The introduction of IEX as a listings venue later this year will also pose an interesting inflection point as it relates to transparency in the public markets. The exchange, which gained notoriety due to Michael Lewis writing about its speed bump in his best-selling book Flash Boys, has positioned itself as an outsider.
‘There are many companies that feel a lack of clarity about what is going on in the public markets,’ points out Sara Furber, IEX’s head of listings. ‘They don’t understand how it works – and they feel like no one is explaining it to them.’
Shrinking small-cap pool
As the public markets have become more complex over the last 20 years, the number of small-cap companies going public has decreased significantly. The share of small caps in the public markets has fallen from 60 percent in 1975 to 20 percent last year, according to René Stulz, director of the Dice Center for Research in Financial Economics at Ohio State University.

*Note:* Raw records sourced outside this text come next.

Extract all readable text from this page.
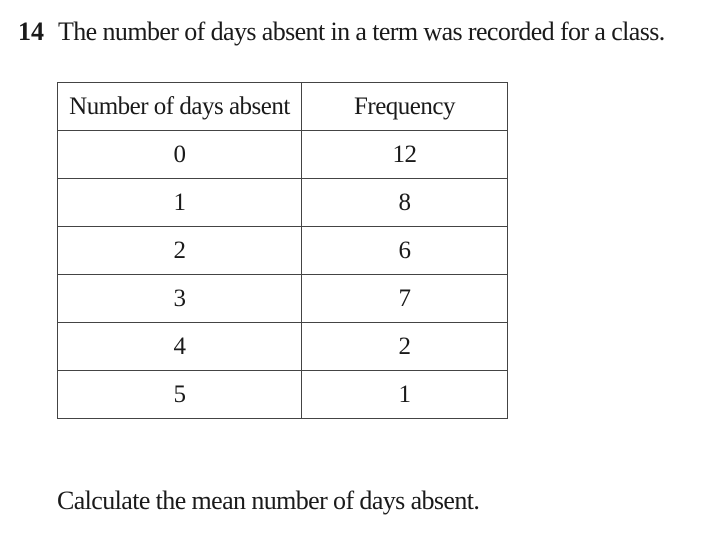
14 The number of days absent in a term was recorded for a class.
Number of days absent	Frequency
0	12
1	8
2	6
3	7
4	2
5	1
Calculate the mean number of days absent.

While many small caps are likely benefiting from the aforementioned boom in private funding options, there could also be some connection between the way the public markets have evolved and the dearth of sub-$1 bn companies trading publicly. ‘There are true numerical impediments to banks buying small-cap firms,’ says David Collins, chief executive of Catalyst Global, a small-cap IR consulting company. Large buy-side institutions are less likely to take a position in a small-cap company because they’re keen to avoid the reporting requirements associated with owning more than 5 percent of a stock, Collins notes. The top sell-side banks are also less likely to cover small caps because they look for greater volume and liquidity, he adds.
When factoring this in with the expense of one-off IPO and mandatory reporting costs once public, it’s easy to see why companies might be deterred from listing their stock publicly. ‘We hear a lot of executives saying they don’t really understand the commitment and requirement of being a public company CEO, not just in terms of reporting and regulatory issues, but also with their obligation to shareholders,’ says Jason Paltrowitz, executive vice president of corporate services at OTC Markets.

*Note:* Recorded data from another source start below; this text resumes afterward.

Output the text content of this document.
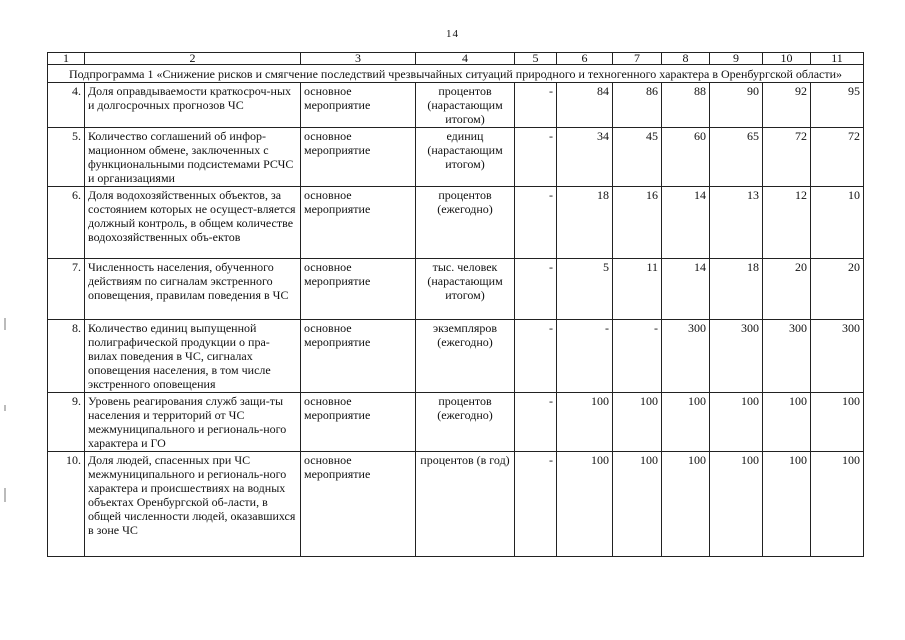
14
1	2	3	4	5	6	7	8	9	10	11
Подпрограмма 1 «Снижение рисков и смягчение последствий чрезвычайных ситуаций природного и техногенного характера в Оренбургской области»										
4.	Доля оправдываемости краткосроч-ных и долгосрочных прогнозов ЧС	основное мероприятие	процентов (нарастающим итогом)	-	84	86	88	90	92	95
5.	Количество соглашений об инфор-мационном обмене, заключенных с функциональными подсистемами РСЧС и организациями	основное мероприятие	единиц (нарастающим итогом)	-	34	45	60	65	72	72
6.	Доля водохозяйственных объектов, за состоянием которых не осущест-вляется должный контроль, в общем количестве водохозяйственных объ-ектов	основное мероприятие	процентов (ежегодно)	-	18	16	14	13	12	10
7.	Численность населения, обученного действиям по сигналам экстренного оповещения, правилам поведения в ЧС	основное мероприятие	тыс. человек (нарастающим итогом)	-	5	11	14	18	20	20
8.	Количество единиц выпущенной полиграфической продукции о пра-вилах поведения в ЧС, сигналах оповещения населения, в том числе экстренного оповещения	основное мероприятие	экземпляров (ежегодно)	-	-	-	300	300	300	300
9.	Уровень реагирования служб защи-ты населения и территорий от ЧС межмуниципального и региональ-ного характера и ГО	основное мероприятие	процентов (ежегодно)	-	100	100	100	100	100	100
10.	Доля людей, спасенных при ЧС межмуниципального и региональ-ного характера и происшествиях на водных объектах Оренбургской об-ласти, в общей численности людей, оказавшихся в зоне ЧС	основное мероприятие	процентов (в год)	-	100	100	100	100	100	100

There’s an increase in the number of companies dipping their toe into the water of the public markets without having to go through the costly process of registering with the SEC through Regulation D, according to Paltrowitz. ‘We’re seeing a lot of companies do what we call the ‘slow-PO’, where they raise money in the Regulation D market and slowly enter the public market,’ he says.
Looking beyond the short term
For small caps in particular, an IPO can expose a company to significant risks. If a firm finds itself struggling to match expectations, it can become vulnerable to short-termism, according to FCLT GLobal’s CEO Sarah Williamson. ‘Companies don’t want to go public because they will be subject to very short-term pressures of providing guidance and hitting that guidance instead of having a long-term view,’ she explains.
Williamson points to recent research co-produced with McKinsey, which finds 55 percent of CFOs surveyed saying they would prioritize hitting quarterly guidance targets ahead of pursuing a minimum viable product opportunity that may have significant long-term benefits.
Traditionally, the public markets have been seen as the endgame for many companies and – assuming they can stabilize their stock price – provide a long-term forum for fundraising. But short-term pressures around guidance and increased vulnerability to activists or takeover bids from larger competitors might be leading some companies to focus on their feet instead of the road in front of them.
What’s clear is that buoyant and vibrant public markets benefit society at large. While the Wall Street bull’s horns may have been blunted somewhat during the last two decades, it’s also clear there are enough actors waving the red flag in front of it to provide hope to those looking for greater liquidity.